I recently rediscovered this strange behaviour in Python’s Unicode handling.—Evan

OK, here is the patch: <python.org>

The stateful decoder has a little problem: At least three bytes have to be available from the stream until the StreamReader decides whether these bytes are a BOM that has to be skipped. This means that if the file only contains "ab", the user will never see these two characters.

A solution for this would be to add an argument named final to the decode and read methods that tells the decoder that the stream has ended and the remaining buffered bytes have to be handled now.

Bye,—Walter

Shouldn’t the decoder be capable of doing a partial match and quitting early? After all, "ab" is encoded in UTF8 as <61> <62> but the BOM is <ef> <bb> <bf>. If it did this type of partial matching, this issue would be avoided except in rare situations.—Evan

Theoretically the name is unimportant, but read(..., final=True) or flush() or close() should subject the pending bytes to normal error handling and must return the result of decoding these pending bytes just like the other methods do. This would mean that we would have to implement a decodecode(), a readclose() and a readlineclose(). IMHO it would be best to add this argument to decode, read and readline directly. But I’m not sure, what this would mean for iterating through a StreamReader.

Bye,—Walter

This can be improved, of course: If the first byte is "a", it most definitely is not an UTF-8 signature.

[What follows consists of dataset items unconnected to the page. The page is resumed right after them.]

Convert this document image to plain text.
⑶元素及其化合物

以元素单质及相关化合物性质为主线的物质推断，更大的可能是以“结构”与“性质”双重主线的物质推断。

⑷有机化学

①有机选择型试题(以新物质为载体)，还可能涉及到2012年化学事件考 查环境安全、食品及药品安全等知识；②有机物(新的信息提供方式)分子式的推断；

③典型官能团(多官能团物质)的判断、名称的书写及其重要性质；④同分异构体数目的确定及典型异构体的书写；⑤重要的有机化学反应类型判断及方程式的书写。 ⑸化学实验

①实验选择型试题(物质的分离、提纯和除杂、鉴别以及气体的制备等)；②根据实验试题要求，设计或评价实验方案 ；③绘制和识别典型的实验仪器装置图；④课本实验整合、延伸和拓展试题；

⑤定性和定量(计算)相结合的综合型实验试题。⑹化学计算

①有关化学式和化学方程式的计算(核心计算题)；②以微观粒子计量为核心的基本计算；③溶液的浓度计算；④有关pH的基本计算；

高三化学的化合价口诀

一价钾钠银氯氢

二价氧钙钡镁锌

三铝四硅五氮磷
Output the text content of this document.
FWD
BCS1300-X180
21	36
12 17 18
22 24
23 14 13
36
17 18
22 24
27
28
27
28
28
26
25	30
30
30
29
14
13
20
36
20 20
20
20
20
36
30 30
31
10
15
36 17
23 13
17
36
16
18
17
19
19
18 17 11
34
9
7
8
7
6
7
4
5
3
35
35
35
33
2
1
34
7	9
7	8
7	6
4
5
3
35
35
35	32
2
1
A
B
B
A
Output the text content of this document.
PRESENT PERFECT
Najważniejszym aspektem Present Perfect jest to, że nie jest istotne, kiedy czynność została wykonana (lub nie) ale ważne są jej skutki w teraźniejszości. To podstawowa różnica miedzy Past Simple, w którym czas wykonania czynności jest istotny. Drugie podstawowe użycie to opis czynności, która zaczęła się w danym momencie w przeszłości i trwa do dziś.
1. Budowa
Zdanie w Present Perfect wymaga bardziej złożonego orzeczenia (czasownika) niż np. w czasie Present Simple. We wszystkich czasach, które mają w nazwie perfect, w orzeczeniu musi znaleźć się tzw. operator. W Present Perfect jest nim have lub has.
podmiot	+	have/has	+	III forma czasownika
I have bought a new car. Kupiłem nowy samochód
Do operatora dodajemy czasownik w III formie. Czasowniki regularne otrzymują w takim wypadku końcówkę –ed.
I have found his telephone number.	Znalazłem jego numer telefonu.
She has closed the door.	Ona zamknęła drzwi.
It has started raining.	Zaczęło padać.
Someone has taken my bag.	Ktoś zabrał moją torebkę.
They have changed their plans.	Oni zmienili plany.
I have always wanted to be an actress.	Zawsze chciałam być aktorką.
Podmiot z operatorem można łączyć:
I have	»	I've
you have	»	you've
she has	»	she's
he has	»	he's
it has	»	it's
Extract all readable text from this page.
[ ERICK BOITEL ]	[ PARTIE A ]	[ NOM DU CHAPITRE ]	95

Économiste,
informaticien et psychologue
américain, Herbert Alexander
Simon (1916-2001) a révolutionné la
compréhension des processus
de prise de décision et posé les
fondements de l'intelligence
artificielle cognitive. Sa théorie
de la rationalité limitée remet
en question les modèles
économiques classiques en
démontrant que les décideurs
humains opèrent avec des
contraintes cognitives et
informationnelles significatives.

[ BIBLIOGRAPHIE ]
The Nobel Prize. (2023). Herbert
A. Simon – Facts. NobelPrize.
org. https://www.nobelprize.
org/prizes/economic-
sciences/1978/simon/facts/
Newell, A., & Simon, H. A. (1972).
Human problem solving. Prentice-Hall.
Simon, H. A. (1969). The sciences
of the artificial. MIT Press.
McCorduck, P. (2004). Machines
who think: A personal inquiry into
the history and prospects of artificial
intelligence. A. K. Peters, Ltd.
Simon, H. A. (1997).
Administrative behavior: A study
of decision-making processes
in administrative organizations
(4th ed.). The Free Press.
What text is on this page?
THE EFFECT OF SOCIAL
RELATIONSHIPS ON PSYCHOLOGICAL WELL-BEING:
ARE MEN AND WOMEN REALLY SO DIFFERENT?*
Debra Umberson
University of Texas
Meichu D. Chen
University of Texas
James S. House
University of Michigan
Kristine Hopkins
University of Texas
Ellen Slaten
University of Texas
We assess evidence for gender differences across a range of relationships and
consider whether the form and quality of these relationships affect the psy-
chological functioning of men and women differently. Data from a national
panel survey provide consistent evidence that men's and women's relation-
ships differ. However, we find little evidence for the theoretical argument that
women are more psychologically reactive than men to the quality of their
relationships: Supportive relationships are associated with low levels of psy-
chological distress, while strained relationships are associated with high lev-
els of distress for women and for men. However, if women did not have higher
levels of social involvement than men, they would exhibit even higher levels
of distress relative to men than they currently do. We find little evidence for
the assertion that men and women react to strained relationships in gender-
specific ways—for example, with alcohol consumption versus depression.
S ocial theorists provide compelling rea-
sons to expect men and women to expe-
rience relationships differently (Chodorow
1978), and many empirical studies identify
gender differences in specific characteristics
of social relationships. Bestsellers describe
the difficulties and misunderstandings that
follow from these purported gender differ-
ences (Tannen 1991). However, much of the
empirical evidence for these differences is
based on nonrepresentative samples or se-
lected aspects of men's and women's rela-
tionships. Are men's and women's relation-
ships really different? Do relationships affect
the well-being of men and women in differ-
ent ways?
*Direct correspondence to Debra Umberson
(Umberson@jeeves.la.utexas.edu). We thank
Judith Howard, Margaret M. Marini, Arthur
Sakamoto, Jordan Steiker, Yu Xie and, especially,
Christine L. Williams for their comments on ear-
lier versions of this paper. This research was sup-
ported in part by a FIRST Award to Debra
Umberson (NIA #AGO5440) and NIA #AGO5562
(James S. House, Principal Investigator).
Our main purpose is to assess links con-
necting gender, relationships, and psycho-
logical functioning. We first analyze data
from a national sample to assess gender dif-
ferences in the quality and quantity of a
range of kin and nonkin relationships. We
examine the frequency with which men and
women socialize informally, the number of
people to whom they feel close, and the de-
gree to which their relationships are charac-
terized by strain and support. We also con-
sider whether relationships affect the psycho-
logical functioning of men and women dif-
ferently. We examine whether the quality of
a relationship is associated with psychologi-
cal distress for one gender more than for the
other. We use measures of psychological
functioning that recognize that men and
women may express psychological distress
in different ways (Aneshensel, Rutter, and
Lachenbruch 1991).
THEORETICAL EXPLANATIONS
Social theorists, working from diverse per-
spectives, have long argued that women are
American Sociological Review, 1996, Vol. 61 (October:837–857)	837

So we only need a second byte for the characters between U+F000 and U+FFFF, and a third byte only for the characters U+FEC0...U+FEFF. But with the first byte being \xef, we need three bytes anyway, so we can always decide with the first byte only whether we need to wait for three bytes.—"Martin

There are situations where the byte stream might be temporarily exhausted, e.g. an XML parser that tries to support the IncrementalParser interface, or when you want to decode encoded data piecewise, because you want to give a progress report.

Bye,—Walter

Yes, but these are not file-like objects. In the IncrementalParser, it is not the case that a read operation returns an empty string. Instead, the application repeatedly feeds data explicitly. For a file-like object, returning "" indicates EOF.

Regards, Martin—"Martin